On 4/11/2013 5:03 AM, Trent Piepho wrote:
I'm talking about the image file as generated by mxsimage. If I hex dump that, it's clearly written entirely with 2048 byte pages. If you hexdump your image are the FCB blocks exactly 128k apart?
Hmm, I don't have one in front of me to conveniently look at, but as I recall when I was working with it the FCB blocks did indeed appear to be evenly spaced at locations divisible by 1k.
Looks wrong to me! Notice that offset is equal to i * nand_writesize, not i * (nand_writesize + nand_oobsize).
Ah, good eye. They are writing the the correct amount of data, but in the wrong places.
All the rest are corrupted since they are written in the wrong location. But since the first one was ok the bootloader never even looks at the bad ones. Unless the NAND page goes bad, then the whole point of having redundant copies will be defeated.

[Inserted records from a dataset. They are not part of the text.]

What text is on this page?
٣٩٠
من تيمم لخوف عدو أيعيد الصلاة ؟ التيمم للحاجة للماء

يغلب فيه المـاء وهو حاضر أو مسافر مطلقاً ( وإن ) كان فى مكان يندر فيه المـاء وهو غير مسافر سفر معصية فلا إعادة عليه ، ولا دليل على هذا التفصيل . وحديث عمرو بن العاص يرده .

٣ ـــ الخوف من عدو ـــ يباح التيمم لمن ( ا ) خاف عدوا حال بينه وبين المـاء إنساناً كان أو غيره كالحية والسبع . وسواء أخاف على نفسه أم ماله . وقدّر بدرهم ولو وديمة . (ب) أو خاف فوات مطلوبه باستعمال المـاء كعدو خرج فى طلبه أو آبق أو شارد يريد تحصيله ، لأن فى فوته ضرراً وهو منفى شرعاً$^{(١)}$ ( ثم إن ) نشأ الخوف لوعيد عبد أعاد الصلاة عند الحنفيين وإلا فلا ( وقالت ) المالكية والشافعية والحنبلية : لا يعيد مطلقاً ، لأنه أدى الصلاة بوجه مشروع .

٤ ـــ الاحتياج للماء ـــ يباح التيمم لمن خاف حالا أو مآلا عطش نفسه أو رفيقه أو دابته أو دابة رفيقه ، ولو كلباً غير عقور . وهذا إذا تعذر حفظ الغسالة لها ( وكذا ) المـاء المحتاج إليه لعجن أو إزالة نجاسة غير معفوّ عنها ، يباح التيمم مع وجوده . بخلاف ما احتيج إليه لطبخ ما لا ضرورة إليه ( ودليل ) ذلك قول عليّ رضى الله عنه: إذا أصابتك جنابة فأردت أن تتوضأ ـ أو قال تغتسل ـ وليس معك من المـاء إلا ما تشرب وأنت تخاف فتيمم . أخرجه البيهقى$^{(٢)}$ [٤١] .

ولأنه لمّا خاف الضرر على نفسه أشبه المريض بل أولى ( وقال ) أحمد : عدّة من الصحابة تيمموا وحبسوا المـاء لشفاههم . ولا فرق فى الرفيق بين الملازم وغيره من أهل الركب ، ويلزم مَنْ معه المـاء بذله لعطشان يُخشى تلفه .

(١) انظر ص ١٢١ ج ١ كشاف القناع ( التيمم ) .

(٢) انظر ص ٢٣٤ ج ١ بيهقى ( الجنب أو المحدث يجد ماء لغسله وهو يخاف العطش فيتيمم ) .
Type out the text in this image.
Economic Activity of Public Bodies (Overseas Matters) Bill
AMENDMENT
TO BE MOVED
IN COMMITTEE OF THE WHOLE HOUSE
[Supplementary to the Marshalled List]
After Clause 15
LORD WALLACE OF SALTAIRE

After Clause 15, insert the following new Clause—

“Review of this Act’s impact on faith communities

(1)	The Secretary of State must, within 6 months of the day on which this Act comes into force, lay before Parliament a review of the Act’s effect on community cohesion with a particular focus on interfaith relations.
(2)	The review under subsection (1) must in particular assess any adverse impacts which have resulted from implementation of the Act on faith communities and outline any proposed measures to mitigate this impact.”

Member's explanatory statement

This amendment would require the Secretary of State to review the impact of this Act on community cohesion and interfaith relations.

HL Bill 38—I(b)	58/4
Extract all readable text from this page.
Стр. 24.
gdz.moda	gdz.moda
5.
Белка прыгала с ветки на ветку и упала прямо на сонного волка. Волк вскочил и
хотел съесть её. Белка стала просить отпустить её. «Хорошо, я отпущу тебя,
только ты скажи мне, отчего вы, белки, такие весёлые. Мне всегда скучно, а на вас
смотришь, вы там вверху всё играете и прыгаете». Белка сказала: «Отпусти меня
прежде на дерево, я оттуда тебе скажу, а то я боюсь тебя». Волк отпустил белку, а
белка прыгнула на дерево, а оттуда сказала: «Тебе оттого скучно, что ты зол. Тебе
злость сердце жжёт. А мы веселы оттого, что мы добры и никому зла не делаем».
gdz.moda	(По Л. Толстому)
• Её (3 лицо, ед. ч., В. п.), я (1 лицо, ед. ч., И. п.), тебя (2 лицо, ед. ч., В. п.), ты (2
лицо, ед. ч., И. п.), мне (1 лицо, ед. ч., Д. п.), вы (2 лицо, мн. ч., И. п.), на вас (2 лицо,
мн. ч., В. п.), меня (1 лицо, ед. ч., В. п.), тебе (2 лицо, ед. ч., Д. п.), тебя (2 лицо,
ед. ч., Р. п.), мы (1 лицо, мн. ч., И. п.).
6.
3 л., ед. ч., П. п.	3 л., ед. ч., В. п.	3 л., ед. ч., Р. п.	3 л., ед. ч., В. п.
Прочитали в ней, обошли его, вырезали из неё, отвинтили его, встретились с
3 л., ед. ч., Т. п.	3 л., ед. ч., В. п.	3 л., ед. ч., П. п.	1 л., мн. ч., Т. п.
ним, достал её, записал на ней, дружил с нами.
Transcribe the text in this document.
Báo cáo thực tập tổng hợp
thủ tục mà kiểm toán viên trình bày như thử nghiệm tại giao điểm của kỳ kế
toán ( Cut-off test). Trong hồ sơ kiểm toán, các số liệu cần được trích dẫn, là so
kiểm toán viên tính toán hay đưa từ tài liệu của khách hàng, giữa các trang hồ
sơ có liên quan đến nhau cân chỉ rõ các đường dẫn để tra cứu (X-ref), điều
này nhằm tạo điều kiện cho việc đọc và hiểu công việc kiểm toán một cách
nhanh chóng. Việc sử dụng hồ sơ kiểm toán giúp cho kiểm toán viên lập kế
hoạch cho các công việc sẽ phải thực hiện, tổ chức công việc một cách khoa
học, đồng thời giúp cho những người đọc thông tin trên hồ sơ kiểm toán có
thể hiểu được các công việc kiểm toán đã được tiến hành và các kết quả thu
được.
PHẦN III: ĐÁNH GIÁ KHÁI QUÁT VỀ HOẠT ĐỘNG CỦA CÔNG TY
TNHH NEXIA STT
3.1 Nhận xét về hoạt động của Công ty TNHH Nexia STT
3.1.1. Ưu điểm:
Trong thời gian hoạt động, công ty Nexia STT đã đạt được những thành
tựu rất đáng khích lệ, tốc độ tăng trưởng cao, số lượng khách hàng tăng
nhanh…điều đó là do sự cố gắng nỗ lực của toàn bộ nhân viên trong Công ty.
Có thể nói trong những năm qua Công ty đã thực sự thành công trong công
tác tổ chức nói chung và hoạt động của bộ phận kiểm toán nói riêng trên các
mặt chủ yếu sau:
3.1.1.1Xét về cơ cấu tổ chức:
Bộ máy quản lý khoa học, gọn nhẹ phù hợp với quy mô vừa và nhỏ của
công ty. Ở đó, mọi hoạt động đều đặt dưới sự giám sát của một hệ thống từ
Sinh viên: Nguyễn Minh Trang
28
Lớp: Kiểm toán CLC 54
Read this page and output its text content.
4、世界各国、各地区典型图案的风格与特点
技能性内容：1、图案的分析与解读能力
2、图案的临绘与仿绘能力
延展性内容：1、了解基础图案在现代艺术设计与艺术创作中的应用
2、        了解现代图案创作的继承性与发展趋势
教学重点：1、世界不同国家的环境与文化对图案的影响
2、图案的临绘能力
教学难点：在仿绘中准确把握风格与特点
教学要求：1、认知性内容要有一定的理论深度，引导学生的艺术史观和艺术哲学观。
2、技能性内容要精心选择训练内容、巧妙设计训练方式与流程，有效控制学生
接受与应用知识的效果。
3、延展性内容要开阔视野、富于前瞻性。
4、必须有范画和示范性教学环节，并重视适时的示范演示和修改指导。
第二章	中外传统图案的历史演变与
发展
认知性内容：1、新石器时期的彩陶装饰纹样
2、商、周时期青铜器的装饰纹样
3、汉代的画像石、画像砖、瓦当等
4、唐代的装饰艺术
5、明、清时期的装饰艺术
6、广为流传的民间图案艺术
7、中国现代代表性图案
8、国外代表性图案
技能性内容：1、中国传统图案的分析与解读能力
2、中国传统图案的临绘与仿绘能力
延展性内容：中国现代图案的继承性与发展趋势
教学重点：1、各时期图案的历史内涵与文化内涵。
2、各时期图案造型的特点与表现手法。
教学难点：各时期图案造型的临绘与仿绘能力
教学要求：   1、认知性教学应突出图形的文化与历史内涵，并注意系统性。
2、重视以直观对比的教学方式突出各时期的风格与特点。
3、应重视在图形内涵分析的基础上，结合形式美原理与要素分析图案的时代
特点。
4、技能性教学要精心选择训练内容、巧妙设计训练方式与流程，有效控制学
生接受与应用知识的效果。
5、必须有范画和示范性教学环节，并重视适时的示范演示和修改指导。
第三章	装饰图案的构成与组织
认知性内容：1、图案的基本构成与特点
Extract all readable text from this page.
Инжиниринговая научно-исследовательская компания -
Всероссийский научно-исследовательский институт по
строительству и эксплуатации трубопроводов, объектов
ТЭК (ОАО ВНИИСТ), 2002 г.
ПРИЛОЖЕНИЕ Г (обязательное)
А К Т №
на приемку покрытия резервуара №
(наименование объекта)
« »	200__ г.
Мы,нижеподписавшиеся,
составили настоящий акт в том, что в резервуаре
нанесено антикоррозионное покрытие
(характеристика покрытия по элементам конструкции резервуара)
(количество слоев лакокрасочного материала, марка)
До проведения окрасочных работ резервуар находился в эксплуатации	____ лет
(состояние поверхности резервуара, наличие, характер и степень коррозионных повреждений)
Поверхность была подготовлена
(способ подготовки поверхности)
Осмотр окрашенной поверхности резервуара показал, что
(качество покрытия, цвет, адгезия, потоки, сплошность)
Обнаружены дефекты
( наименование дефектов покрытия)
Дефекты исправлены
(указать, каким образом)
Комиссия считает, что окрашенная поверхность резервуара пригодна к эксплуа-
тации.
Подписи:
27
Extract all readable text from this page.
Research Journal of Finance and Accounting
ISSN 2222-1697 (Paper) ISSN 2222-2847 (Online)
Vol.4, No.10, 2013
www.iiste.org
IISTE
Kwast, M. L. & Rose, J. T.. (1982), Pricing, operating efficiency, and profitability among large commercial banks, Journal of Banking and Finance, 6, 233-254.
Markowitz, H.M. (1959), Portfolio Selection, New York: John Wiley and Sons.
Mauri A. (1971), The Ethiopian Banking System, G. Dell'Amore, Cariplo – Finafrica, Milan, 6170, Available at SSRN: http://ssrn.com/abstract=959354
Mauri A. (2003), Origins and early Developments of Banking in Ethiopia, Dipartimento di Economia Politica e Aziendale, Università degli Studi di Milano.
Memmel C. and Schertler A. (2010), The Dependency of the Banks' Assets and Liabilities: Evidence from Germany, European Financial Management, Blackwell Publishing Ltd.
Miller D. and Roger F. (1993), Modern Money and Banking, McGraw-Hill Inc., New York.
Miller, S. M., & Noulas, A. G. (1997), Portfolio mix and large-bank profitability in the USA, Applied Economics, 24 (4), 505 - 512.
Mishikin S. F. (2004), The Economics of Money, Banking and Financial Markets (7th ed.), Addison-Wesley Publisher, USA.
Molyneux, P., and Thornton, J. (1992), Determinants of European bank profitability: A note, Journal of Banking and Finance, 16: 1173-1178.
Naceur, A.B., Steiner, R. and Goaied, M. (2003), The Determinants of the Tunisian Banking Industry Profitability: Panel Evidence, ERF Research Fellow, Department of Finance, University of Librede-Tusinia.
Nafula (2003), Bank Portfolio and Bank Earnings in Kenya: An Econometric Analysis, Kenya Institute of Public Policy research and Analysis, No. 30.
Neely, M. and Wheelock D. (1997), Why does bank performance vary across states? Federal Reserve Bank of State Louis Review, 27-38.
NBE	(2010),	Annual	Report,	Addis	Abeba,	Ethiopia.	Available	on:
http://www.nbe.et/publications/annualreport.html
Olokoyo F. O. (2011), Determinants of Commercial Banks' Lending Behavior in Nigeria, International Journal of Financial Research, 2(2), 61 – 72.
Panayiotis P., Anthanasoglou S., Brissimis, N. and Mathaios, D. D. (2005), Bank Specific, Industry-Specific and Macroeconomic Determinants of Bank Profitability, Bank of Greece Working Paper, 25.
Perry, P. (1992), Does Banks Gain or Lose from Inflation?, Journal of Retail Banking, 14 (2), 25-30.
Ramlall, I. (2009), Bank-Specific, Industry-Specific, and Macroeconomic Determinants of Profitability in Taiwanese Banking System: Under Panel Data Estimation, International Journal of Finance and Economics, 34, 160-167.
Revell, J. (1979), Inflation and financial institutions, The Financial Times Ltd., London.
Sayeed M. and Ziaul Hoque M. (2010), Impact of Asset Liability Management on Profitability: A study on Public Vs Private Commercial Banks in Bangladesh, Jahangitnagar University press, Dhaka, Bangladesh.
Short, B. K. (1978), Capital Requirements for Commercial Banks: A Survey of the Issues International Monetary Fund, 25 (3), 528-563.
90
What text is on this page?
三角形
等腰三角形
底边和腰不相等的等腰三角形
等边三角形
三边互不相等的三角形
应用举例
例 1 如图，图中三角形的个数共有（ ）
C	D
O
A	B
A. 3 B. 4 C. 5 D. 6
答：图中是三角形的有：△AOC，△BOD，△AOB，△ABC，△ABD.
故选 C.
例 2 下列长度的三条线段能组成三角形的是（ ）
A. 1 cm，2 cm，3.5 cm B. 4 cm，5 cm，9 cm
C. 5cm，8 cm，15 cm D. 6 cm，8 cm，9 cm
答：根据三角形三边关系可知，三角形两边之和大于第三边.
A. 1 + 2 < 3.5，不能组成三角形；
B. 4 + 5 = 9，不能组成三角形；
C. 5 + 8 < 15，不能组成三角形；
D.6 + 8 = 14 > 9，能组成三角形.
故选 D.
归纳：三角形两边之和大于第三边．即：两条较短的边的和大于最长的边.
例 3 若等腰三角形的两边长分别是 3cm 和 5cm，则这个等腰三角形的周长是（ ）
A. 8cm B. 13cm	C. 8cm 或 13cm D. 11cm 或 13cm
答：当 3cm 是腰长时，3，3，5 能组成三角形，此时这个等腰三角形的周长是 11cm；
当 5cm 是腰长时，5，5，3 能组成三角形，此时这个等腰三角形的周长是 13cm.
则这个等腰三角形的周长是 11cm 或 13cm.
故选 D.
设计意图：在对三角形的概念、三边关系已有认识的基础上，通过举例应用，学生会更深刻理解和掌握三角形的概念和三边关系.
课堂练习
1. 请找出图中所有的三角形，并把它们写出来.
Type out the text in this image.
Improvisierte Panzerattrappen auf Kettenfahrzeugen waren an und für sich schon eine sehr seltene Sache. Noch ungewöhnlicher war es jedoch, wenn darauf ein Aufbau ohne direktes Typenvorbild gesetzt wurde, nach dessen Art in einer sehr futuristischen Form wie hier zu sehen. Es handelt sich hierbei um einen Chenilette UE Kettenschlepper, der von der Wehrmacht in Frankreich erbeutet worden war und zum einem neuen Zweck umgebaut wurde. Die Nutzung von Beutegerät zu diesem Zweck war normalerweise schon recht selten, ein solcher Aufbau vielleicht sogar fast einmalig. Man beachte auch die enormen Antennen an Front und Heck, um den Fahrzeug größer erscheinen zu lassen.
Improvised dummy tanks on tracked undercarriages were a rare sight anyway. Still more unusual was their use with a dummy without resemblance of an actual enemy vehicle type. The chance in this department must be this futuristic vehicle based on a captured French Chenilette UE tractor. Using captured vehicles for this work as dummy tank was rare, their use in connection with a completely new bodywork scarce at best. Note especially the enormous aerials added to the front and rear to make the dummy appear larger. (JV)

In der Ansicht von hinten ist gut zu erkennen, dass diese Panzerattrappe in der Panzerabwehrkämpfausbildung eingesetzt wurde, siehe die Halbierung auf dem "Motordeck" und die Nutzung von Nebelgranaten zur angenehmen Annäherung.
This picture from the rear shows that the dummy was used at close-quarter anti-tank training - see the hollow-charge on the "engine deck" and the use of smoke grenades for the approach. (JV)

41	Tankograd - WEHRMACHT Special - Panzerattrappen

That sounds like a correct conclusion.
What one should actually do to flash these blocks is write 2048 bytes in raw mode.
I guess that would only work if whatever reading the blocks also read them in raw mode, as otherwise the lack of ECC in the OOB area would fail the read?
If the four blocks were already marked as bad, then nandwrite will not write them. So maybe you only have a working image because it was already working and wasn't modified? Can you erase flash in u-boot, verify that nand does not boot, and the make a working nand using just nandwrite --oob? I think you will also need to use the option --noecc to write in raw mode.
I did actually erase the NAND before testing the burn in Linux, so I can confirm it does actually work – the first time. After the first burn, the next time Linux is booted, it detects the blocks as bad, and will not overwrite them, even in raw mode. I unfortunately did not make good notes, and don't recall the specific flags I used with nandwrite during the test.
I've done that before. The u-boot env was written from Linux to tell u-boot which kernel to boot, the firmware update kernel and rootfs or the main kernel and rootfs.
I think we're going to always have u-boot boot the recovery kernel and have that bootstrap the production kernel. We plan to have a physical reset button on the device, which if held down when powered on will reset the device to factory defaults. The recovery kernel will check if that button is pressed when it loads and rewrite the production area of the flash if so from a recovery partition, otherwise just load the production kernel.
Hopefully Otavio is watching this thread and can address the issues you found with mxsboot.